"Saya sudah kenyang menikmati indahnya ciptaan Tuhan di hadapanku ini." Sorot matanya tajam memandangku. Aku mencoba mengalihkan rasa canggungku dengan melihat ke kanan dan ke kiri. Mana tahu ada orang lain. Namun, ternyata kosong.
"Maksud, Mas Tresno?"
"Ah, ya sudah jangan pikirkan. Anggap saja kamu tak mendengar apa-apa tadi."

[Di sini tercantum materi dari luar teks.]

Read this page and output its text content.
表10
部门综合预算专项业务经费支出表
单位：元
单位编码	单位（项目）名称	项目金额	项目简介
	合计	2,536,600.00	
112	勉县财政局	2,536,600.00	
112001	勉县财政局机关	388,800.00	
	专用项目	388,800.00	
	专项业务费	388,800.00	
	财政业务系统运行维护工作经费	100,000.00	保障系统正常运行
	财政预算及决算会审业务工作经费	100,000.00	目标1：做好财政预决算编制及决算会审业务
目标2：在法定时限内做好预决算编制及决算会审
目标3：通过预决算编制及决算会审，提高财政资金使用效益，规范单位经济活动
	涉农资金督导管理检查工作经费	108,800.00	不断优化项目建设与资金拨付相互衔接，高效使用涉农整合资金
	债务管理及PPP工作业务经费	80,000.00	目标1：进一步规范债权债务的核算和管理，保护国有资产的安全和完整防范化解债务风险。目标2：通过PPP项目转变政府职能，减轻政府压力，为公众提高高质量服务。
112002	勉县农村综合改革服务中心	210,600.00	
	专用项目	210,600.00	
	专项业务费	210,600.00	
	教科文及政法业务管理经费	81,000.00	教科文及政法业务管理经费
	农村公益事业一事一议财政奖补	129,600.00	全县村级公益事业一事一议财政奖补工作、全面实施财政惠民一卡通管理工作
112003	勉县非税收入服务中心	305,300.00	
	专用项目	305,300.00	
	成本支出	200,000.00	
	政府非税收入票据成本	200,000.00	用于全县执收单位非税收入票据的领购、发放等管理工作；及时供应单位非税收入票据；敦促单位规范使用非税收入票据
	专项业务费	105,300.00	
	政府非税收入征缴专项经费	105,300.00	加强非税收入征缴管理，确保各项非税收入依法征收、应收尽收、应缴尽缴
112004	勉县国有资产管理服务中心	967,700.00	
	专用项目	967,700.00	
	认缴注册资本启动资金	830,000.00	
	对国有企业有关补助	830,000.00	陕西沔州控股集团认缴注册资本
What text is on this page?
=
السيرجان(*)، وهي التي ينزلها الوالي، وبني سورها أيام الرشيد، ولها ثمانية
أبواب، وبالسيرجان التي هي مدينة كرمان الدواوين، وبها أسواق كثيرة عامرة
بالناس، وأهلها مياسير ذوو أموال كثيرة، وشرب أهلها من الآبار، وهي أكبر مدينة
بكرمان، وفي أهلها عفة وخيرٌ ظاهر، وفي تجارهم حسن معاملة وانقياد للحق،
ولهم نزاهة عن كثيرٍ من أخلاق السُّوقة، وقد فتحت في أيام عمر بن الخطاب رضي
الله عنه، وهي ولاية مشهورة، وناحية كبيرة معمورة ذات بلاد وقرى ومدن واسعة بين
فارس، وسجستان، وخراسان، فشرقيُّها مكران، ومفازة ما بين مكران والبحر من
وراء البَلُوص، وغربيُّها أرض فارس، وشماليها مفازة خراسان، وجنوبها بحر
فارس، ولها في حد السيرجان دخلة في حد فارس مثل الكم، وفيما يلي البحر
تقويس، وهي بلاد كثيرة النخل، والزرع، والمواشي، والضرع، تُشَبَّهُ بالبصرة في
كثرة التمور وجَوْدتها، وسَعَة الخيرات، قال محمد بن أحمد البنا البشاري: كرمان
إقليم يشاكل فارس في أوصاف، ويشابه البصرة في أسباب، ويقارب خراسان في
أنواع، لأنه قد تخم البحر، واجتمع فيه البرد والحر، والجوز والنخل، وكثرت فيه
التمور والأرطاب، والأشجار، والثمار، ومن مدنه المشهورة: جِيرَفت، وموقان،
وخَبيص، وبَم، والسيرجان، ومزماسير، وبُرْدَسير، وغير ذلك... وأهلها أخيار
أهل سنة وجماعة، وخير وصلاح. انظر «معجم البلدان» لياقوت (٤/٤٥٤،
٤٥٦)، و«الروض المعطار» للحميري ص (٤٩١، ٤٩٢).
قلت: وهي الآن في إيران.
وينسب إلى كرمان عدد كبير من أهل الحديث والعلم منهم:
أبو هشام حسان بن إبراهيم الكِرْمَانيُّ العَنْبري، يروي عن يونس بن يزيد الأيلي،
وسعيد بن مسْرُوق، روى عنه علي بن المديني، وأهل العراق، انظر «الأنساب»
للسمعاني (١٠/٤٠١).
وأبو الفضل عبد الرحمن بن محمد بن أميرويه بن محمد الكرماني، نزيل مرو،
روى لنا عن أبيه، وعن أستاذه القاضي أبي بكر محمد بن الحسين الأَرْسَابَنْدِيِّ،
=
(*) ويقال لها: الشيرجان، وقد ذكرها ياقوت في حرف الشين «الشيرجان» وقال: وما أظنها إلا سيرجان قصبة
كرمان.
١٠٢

Setelah mendengar penjelasannya, aku sedikit lega. Semoga saja Mas Tresno tak menaruh harapan padaku. Memang Mas Tresno itu hitam manis. Akan tetapi, tak sedikit pun ada rasa untuknya di hatiku. Aku kembali menikmati nasi goreng yang tinggal separuh.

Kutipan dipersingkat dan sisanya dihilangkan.